Pour un acheteur français, la logique peut être simple : mieux vaut une Benelli complète, suivie et documentée qu’un exemplaire partiellement restauré dont le coût final deviendra imprévisible. Comme souvent avec les italiennes classiques, la qualité du dossier compte autant que la beauté de la machine. Les meilleurs achats sont généralement ceux qui combinent origine, cohérence et état mécanique honnête.
Résumé
Benelli occupe une place à part dans l’univers des motos classiques. Née à Pesaro en 1911, la marque a bâti sa légende sur l’audace, la course et une volonté constante de sortir des standards. Ses deux titres mondiaux en 250 cm³, son héritage sportif et ses grands modèles à six cylindres en font un constructeur de passion plus que de volume. C’est précisément ce qui séduit aujourd’hui les collectionneurs français.
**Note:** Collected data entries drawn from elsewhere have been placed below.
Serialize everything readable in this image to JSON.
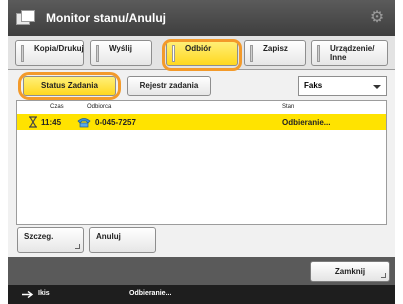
{
  "window": {
    "title": "Monitor stanu/Anuluj"
  },
  "tabs": [
    {
      "label": "Kopia/Drukuj",
      "active": false
    },
    {
      "label": "Wyślij",
      "active": false
    },
    {
      "label": "Odbiór",
      "active": true
    },
    {
      "label": "Zapisz",
      "active": false
    },
    {
      "label": "Urządzenie/ Inne",
      "active": false
    }
  ],
  "subtabs": {
    "status_label": "Status Zadania",
    "log_label": "Rejestr zadania"
  },
  "filter": {
    "selected": "Faks"
  },
  "list": {
    "headers": {
      "time": "Czas",
      "sender": "Odbiorca",
      "status": "Stan"
    },
    "rows": [
      {
        "time": "11:45",
        "sender": "0-045-7257",
        "status": "Odbieranie..."
      }
    ]
  },
  "buttons": {
    "details": "Szczeg.",
    "cancel": "Anuluj",
    "close": "Zamknij"
  },
  "status_bar": {
    "left": "Ikis",
    "message": "Odbieranie..."
  },
  "colors": {
    "accent_yellow": "#ffe300",
    "highlight_orange": "#f39a2a",
    "titlebar": "#4a4a4a"
  }
}
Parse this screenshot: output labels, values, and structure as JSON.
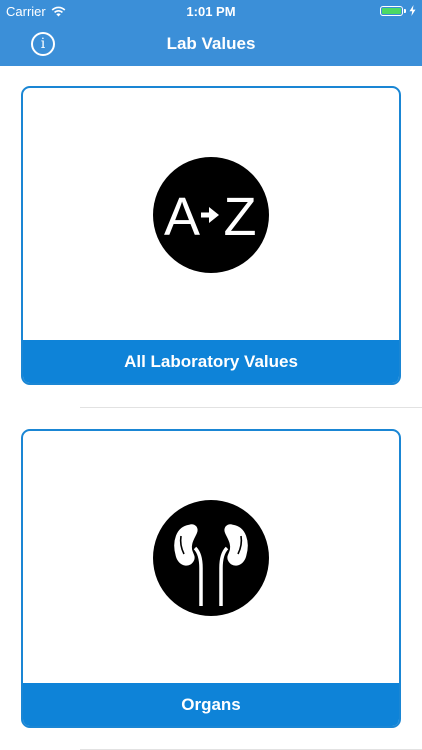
{
  "status_bar": {
    "carrier": "Carrier",
    "time": "1:01 PM",
    "battery_level": 1.0,
    "charging": true
  },
  "nav": {
    "title": "Lab Values",
    "info_icon": "info-circle-icon"
  },
  "colors": {
    "header_blue": "#3b8fd8",
    "card_blue": "#0e83d8",
    "battery_green": "#4cd964"
  },
  "cards": [
    {
      "label": "All Laboratory Values",
      "icon": "a-to-z-icon",
      "icon_text_left": "A",
      "icon_text_right": "Z"
    },
    {
      "label": "Organs",
      "icon": "kidneys-icon"
    }
  ]
}
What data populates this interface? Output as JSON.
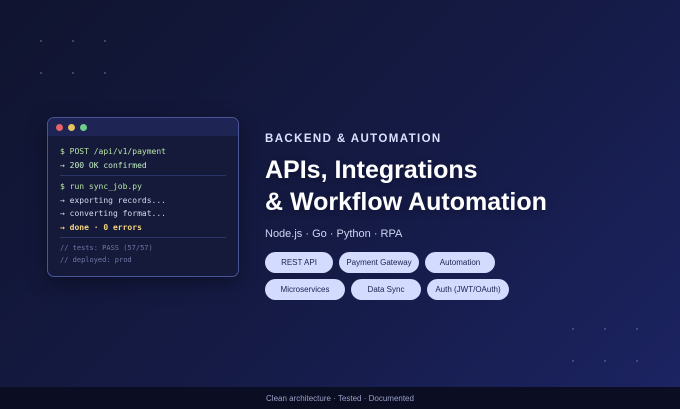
{
  "terminal": {
    "lines": [
      "$ POST /api/v1/payment",
      "→ 200 OK confirmed",
      "$ run sync_job.py",
      "→ exporting records...",
      "→ converting format...",
      "→ done · 0 errors",
      "// tests: PASS (57/57)",
      "// deployed: prod"
    ]
  },
  "hero": {
    "eyebrow": "BACKEND & AUTOMATION",
    "headline_line1": "APIs, Integrations",
    "headline_line2": "& Workflow Automation",
    "stack": "Node.js · Go · Python · RPA"
  },
  "chips": [
    "REST API",
    "Payment Gateway",
    "Automation",
    "Microservices",
    "Data Sync",
    "Auth (JWT/OAuth)"
  ],
  "footer": {
    "text": "Clean architecture · Tested · Documented"
  },
  "colors": {
    "background": "#151b46",
    "chip": "#d3dcff",
    "terminal_border": "#4a5598"
  }
}
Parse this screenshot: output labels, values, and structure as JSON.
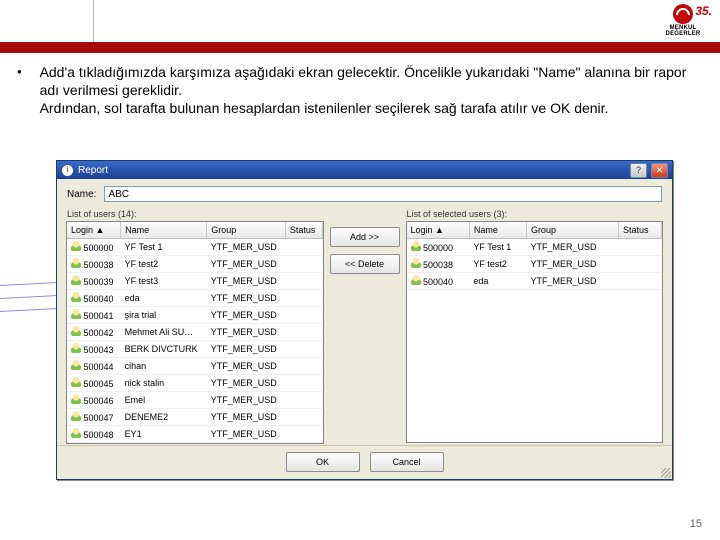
{
  "brand": {
    "number": "35.",
    "text": "MENKUL DEĞERLER"
  },
  "bullet": {
    "text": "Add'a tıkladığımızda karşımıza aşağıdaki ekran gelecektir. Öncelikle yukarıdaki \"Name\" alanına bir rapor adı verilmesi gereklidir.\nArdından, sol tarafta bulunan hesaplardan istenilenler seçilerek sağ tarafa atılır ve OK denir."
  },
  "page_number": "15",
  "dialog": {
    "title": "Report",
    "name_label": "Name:",
    "name_value": "ABC",
    "left_caption": "List of users (14):",
    "right_caption": "List of selected users (3):",
    "add_btn": "Add >>",
    "delete_btn": "<< Delete",
    "ok": "OK",
    "cancel": "Cancel",
    "columns": [
      "Login ▲",
      "Name",
      "Group",
      "Status"
    ],
    "left_rows": [
      {
        "login": "500000",
        "name": "YF Test 1",
        "group": "YTF_MER_USD",
        "status": ""
      },
      {
        "login": "500038",
        "name": "YF test2",
        "group": "YTF_MER_USD",
        "status": ""
      },
      {
        "login": "500039",
        "name": "YF test3",
        "group": "YTF_MER_USD",
        "status": ""
      },
      {
        "login": "500040",
        "name": "eda",
        "group": "YTF_MER_USD",
        "status": ""
      },
      {
        "login": "500041",
        "name": "şira trial",
        "group": "YTF_MER_USD",
        "status": ""
      },
      {
        "login": "500042",
        "name": "Mehmet Ali SU…",
        "group": "YTF_MER_USD",
        "status": ""
      },
      {
        "login": "500043",
        "name": "BERK DIVCTURK",
        "group": "YTF_MER_USD",
        "status": ""
      },
      {
        "login": "500044",
        "name": "cihan",
        "group": "YTF_MER_USD",
        "status": ""
      },
      {
        "login": "500045",
        "name": "nick stalin",
        "group": "YTF_MER_USD",
        "status": ""
      },
      {
        "login": "500046",
        "name": "Emel",
        "group": "YTF_MER_USD",
        "status": ""
      },
      {
        "login": "500047",
        "name": "DENEME2",
        "group": "YTF_MER_USD",
        "status": ""
      },
      {
        "login": "500048",
        "name": "EY1",
        "group": "YTF_MER_USD",
        "status": ""
      }
    ],
    "right_rows": [
      {
        "login": "500000",
        "name": "YF Test 1",
        "group": "YTF_MER_USD",
        "status": ""
      },
      {
        "login": "500038",
        "name": "YF test2",
        "group": "YTF_MER_USD",
        "status": ""
      },
      {
        "login": "500040",
        "name": "eda",
        "group": "YTF_MER_USD",
        "status": ""
      }
    ]
  }
}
La 750 Sei reste la star incontestée : première moto de série à six cylindres, dessin remarquable, sonorité unique, production limitée à environ 3 200 exemplaires. La 900 Sei prolonge ce mythe avec une approche plus tardive et plus rare. La 500 Quattro apporte une alternative plus discrète et techniquement intéressante, tandis que la 650 Tornado offre une entrée plus accessible dans l’univers Benelli.
Sur le marché actuel, les prix restent encore relativement mesurés au regard de la rareté et du prestige de ces motos. Mais l’entretien demande méthode, et certains points faibles doivent être connus avant l’achat. Fuites d’huile, allumage, jeux aux soupapes, chaîne de distribution, corrosion électrique ou disponibilité de pièces spécifiques peuvent peser sur le budget. Avec un bon contrôle préalable, cependant, une Benelli peut offrir une expérience de collection extrêmement gratifiante.